Each value maps to the index in the histogram ($g_i$ represent the sum of gradients from data inside bin $i$):
Subtraction trick
This is also a simple yet cool trick used when calculating the gain of a node in this splitting process. The gain function for a node is more complicated as it involves the hessian and regularization parameters, but let’s simplify things a little bit. As assumed earlier, the left and right child gradients are enough to calculate the gain of a node:
$$\sum{g_i} = \sum_{k \in \text{ left}}{g_k} + \sum_{k \in \text{ right}}{g_j}$$
When considering a split value for a feature, the values are either mapped to the left or right child. So, the gradients follow this simple rule that $Histogram(parent) = Histogram(left) + Histogram(right)$, which means it’s possible to calculate the gain/histogram of one of the child nodes and subtract it from the current node (which is already calculated), and the histogram of gradients for the other child is obtained “automatically”.

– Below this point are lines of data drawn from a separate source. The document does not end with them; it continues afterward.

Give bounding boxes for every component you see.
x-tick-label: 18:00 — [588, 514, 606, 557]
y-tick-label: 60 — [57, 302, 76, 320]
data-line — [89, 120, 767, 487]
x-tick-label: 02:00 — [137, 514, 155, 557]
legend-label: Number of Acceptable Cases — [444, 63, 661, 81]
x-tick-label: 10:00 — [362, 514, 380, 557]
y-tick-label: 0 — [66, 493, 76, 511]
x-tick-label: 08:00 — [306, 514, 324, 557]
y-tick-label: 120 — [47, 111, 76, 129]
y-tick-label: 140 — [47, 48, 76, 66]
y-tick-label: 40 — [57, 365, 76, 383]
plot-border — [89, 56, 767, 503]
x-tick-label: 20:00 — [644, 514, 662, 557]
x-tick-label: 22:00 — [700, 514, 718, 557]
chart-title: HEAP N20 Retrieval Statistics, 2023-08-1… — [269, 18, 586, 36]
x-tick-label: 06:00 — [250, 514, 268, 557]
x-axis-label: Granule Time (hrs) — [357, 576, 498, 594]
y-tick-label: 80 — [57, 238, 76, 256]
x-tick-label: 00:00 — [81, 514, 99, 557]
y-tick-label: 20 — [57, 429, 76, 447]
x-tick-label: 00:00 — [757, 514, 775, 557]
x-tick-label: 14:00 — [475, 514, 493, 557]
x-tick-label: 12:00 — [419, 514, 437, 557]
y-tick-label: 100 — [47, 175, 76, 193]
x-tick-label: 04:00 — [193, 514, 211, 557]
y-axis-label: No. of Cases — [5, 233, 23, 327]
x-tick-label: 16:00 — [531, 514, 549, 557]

In practice, this reduces the histogram building process from $\mathcal{O}(n)$ (looking up all the data points in the current node to build the histogram ) to $\mathcal{O}(n\_bins)$ for half the cases due to the subtraction trick, as it isn’t necessary to manually build the histogram for one of the children. Usually the algorithm calculates the histogram for the child with the smallest $n$ and get the other child histogram via the subtraction trick.

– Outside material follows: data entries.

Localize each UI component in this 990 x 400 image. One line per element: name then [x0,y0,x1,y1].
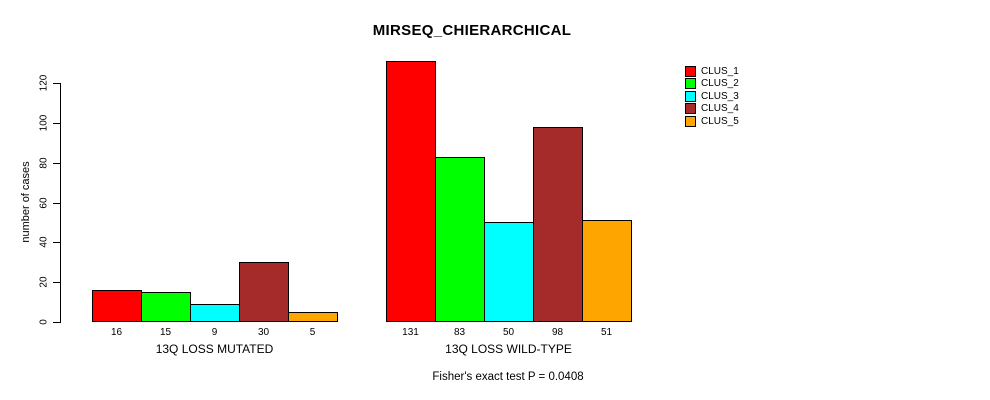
y-tick-label: 20 [38,276,50,288]
y-tick [53,202,60,204]
bar [288,312,338,322]
y-tick [53,282,60,284]
y-tick [53,322,60,323]
bar-value-label: 9 [211,327,218,338]
bar [141,292,191,322]
bar [435,157,485,322]
bar-value-label: 50 [502,327,515,338]
chart-title: MIRSEQ_CHIERARCHICAL [372,22,572,39]
legend-swatch [685,78,696,90]
y-tick [53,162,60,164]
bar [239,262,289,322]
bar-value-label: 131 [402,327,419,338]
y-axis-line [60,83,61,323]
y-tick [53,122,60,124]
x-group-label: 13Q LOSS WILD-TYPE [445,342,572,356]
y-tick [53,83,60,84]
y-tick-label: 80 [38,157,50,169]
bar-value-label: 15 [159,327,172,338]
legend-swatch [685,115,696,127]
y-tick-label: 100 [38,114,50,132]
legend-swatch [685,90,696,102]
x-group-label: 13Q LOSS MUTATED [155,342,274,356]
y-tick-label: 120 [38,74,50,92]
bar-value-label: 51 [600,327,613,338]
bar [582,220,632,322]
legend-swatch [685,103,696,115]
y-tick [53,242,60,244]
annotation-text: Fisher's exact test P = 0.0408 [432,371,584,383]
bar-value-label: 5 [309,327,316,338]
bar [484,222,534,322]
bar-value-label: 83 [453,327,466,338]
legend-swatch [685,66,696,77]
y-axis-title: number of cases [20,161,32,243]
bar-value-label: 98 [551,327,564,338]
y-tick-label: 60 [38,196,50,209]
legend-label: CLUS_3 [701,90,739,102]
bar [92,290,142,322]
legend-label: CLUS_5 [701,115,739,127]
bar [190,304,240,322]
bar [386,61,436,322]
y-tick-label: 40 [38,236,50,248]
bar-value-label: 30 [257,327,270,338]
legend-label: CLUS_1 [701,66,739,77]
legend-label: CLUS_4 [701,103,739,115]
bar-value-label: 16 [110,327,123,338]
bar [533,127,583,322]
y-tick-label: 0 [38,319,50,325]
legend-label: CLUS_2 [701,78,739,90]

The following figure illustrates this: starting with the Parent histogram and calculating the Left histogram (blue), their subtraction results in the red histogram, which corresponds to the Right child histogram!
References
And that’s it! By using an approximate solution the whole training process gradient boosting gets a huge boost👀 in computational performance. This approach is being adopted and added to a lot of different frameworks too, e.g. you can check the code for the subtraction trick in this Cython code for Scikit-Learn, and they even have a similar approach in HistGradientBoostingClassifier
and HistGradientBoostingRegressor
, inspired by LightGBM!
Finally, the following parameters can be used to alter the default behavior of the histograms in LightGBM (use it carefully):
bin_construct_sample_cnt
min_data_in_bin
data_random_seed
max_bin
More details about each of them can be found in the LightGBM parameters documentation.